The fiscal plan, Jaresko said, is based on students, faculty, campuses and pensions as its pillars, stressing that, in the case of the second, the student-faculty ratio needs to improve.
“In order to maintain the highest level of instructional quality, the UPR fiscal plan allows for faculty increases of 3 percent per year. The faculty are also not subject to the same kind of benefit reductions that are affecting other categories of employee to the UPR.” Jaresko said.
As for the UPR’s retirement system, the fiscal board director warned that not implementing the pension reforms contained in the fiscal plan would lead to a “difficult decision for the UPR, like increase tuition hikes, and the pension itself would be in a position similar to the Puerto Rico Employees Retirement System (ERS), which is not funded.”
In its fiscal plan for the university, Jaresko explained, that the UPR pension system “is moving to a defined contribution plan, like ERS has moved, like we are suggesting the teachers and the judges move in the fiscal plan, but also reducing some of the accrued benefits has been done for all the other pensioners—less so than other pension plans because it’s not as heavily underfunded, so it wouldn’t be identical to what we suggested for ERS, TRS [Teachers Retirement System] or JRS [Judicial Retirement System]; it would be unique to the UPR.”

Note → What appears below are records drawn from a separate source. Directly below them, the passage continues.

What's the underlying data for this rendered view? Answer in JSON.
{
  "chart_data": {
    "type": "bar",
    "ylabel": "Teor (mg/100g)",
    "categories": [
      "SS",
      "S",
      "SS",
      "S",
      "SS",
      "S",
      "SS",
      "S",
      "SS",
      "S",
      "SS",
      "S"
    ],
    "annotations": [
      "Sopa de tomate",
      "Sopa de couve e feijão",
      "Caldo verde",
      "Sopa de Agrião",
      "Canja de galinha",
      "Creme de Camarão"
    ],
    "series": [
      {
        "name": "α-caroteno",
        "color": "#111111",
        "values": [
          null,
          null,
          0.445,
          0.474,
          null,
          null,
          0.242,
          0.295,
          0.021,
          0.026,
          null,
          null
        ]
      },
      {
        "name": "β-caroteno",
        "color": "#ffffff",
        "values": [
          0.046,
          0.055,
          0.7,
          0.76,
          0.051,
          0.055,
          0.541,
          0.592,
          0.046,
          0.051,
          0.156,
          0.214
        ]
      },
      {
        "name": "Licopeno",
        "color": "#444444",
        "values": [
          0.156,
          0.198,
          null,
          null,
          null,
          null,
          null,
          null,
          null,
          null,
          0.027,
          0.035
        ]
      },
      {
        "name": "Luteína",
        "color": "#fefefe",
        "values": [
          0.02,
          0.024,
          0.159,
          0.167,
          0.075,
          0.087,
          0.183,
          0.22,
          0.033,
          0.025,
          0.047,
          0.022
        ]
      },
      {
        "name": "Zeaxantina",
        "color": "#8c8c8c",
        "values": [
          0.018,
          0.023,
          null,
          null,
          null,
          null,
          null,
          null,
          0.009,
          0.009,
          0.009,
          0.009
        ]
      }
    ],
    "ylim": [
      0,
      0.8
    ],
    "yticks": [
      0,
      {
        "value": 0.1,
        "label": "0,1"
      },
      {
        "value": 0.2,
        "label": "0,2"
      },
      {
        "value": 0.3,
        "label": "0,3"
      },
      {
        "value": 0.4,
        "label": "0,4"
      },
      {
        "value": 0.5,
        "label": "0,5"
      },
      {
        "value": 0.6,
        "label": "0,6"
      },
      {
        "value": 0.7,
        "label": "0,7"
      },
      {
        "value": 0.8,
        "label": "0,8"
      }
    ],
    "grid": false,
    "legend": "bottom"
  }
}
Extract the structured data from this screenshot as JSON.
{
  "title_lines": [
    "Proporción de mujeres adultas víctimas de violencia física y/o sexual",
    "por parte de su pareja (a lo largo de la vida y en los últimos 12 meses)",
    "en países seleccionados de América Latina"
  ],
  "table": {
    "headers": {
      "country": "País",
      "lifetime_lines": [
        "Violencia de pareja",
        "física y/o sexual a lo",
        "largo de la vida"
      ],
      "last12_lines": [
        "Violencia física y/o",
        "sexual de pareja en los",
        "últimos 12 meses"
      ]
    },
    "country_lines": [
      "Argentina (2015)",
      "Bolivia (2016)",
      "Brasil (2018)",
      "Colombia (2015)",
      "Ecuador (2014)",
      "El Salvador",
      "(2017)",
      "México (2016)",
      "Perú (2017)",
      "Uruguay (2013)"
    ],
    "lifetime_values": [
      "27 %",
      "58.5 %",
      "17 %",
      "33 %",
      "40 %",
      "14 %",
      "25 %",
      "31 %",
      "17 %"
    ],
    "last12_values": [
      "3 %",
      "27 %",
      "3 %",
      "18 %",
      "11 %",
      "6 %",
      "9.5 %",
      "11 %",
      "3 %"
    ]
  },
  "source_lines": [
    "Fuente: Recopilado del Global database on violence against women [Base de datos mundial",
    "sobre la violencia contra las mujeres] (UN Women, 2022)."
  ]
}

Jaresko also pointed out that despite holding meetings with a university team monthly to discuss its finances, the fiscal board was not receiving all the financial information it requires.
“They are not producing all the financial reporting that they are supposed to deliver so I don’t have as much as a I have for other territorial entities or instrumentalities,” Jaresko said, stressing that the financial information received is “not in the form that is required and not on a regular basis.”
Chairman Alomar reiterated that the university administration has shown its commitment to implementing fiscal adjustments, leading to higher savings than expected, as well as producing fiscal plans that meet the needs of the institution and that relevant information was submitted to the fiscal board.
“We have presented three audited financial statements, including the one for [fiscal year] 2017-18, demonstrating transparency in our finances and complying with the education-accrediting agencies,” Alomar said.